Break-Glass Procedures

There is no "production" — break-glass is N/A. The closest equivalent is the seeder:

Reset to a known-good seeded state

uv run python scripts/seed_random.py --delete --confirm
uv run python scripts/seed_random.py --full-new --seed 42 --confirm
uv run python scripts/seed_random.py --verify

Secret Rotation

There are no managed secrets — keys live in the developer's .env. Rotation = edit .env, restart uvicorn. Never commit .env. .env.example is the canonical schema; new env vars must land there first.

Release / Rollback

Cut a release

# from dev, ensure CI green
gh pr create --base main --head dev --title "release: ..."
# merge PR via the GitHub web UI (or with an explicit non-conventional --subject)
#   → release-please opens "chore(main): release X.Y.Z" PR on main
# merge that PR → release-please tags vX.Y.Z and cd-release.yml uploads wheel

⚠️ Do NOT merge with gh pr merge --merge if the PR title is a non-bumping conventional commit (chore(...), docs(...), etc.) — the merge-commit subject becomes the PR title verbatim and release-please will skip the bump. See the "release-please skipped the bump after a dev → main merge" incident above.

Rollback a release

# undo a tag is destructive; prefer cutting a new patch release with the fix
git revert <bad-commit-sha>
gh pr create --base dev --head fix/<slug>
# proceed through normal release flow → vX.Y.(Z+1)

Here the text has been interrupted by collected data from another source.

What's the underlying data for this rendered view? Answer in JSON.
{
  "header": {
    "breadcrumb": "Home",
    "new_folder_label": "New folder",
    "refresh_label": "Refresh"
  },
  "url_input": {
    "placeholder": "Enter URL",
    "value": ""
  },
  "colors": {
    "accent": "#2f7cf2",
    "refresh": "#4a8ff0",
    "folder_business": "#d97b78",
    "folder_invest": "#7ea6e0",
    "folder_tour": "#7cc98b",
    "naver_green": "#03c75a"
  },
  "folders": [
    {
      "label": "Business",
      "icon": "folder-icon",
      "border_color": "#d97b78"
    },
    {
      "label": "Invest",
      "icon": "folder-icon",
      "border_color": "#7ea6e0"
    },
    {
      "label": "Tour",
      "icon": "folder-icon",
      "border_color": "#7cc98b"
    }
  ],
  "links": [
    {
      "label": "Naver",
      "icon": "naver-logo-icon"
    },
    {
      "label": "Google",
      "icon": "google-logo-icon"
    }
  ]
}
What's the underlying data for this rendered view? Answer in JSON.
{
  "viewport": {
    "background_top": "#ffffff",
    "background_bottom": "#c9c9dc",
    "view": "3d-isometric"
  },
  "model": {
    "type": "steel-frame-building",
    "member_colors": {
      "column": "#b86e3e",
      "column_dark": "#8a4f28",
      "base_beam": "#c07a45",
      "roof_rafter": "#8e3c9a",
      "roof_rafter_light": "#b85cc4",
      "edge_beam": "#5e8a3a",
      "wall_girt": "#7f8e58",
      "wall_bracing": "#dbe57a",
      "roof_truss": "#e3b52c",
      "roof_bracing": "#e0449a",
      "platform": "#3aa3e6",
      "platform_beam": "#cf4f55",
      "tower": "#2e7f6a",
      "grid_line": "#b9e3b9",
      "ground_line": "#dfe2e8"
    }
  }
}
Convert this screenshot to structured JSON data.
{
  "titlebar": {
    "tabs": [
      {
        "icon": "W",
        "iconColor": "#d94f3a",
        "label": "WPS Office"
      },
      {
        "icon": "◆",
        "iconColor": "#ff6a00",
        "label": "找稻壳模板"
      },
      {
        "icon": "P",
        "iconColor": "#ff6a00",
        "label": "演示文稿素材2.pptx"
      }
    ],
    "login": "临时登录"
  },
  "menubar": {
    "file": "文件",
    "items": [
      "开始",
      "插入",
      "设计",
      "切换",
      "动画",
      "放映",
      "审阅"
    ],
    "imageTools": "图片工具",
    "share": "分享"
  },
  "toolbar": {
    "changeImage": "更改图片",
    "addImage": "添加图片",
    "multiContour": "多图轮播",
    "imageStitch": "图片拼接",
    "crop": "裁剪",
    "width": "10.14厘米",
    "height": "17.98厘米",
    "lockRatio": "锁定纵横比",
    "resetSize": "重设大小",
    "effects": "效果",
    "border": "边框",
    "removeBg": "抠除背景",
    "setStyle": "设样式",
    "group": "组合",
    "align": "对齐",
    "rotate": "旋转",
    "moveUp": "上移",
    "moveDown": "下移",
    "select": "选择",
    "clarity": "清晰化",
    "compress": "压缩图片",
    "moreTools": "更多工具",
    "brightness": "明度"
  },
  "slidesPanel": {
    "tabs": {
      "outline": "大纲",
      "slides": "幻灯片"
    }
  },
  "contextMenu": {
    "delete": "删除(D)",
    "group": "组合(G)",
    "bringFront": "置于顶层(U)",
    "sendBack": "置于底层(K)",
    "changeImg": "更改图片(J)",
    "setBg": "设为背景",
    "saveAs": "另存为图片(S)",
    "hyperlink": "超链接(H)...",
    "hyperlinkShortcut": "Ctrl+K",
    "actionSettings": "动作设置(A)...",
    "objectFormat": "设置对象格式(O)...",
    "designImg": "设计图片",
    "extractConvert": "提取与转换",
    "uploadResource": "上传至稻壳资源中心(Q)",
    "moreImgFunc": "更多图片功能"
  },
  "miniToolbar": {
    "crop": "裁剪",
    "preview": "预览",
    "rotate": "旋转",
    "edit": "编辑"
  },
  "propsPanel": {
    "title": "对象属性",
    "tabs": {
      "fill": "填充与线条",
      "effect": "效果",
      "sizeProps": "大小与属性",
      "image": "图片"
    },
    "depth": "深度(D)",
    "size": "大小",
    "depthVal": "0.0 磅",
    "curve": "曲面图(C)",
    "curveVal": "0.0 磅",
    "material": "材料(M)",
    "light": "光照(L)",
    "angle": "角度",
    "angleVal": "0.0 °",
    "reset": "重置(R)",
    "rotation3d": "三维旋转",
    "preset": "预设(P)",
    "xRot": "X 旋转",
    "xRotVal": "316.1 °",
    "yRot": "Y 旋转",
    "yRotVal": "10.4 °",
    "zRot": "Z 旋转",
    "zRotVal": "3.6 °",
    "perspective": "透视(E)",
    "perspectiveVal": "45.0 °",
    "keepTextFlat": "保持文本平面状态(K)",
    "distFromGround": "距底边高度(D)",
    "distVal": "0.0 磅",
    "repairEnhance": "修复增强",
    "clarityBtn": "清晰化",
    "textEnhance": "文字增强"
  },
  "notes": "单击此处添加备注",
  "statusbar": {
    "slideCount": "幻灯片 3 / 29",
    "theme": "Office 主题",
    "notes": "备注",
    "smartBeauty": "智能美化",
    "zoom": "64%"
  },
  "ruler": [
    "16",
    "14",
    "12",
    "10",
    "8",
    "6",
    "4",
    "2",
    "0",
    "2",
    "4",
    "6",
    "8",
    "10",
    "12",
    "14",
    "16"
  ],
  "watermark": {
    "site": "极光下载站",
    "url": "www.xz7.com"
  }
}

Never git push --force on dev or main (see .claude/rules/security-patterns.md).

Logs & Debugging

  • Backend logs: stdout from uvicorn (JSON in production, console in development). Each request carries an X-Request-ID header echoed in error bodies (request_id field) — grep logs by that ID.
  • Frontend network errors: open browser devtools → Network tab → check /health, then the failing endpoint's status + RFC 7807 body.
  • Agent issues: check app/features/agents/models.py agent_session table — message_history JSONB has the full transcript, including tool calls and pending approvals.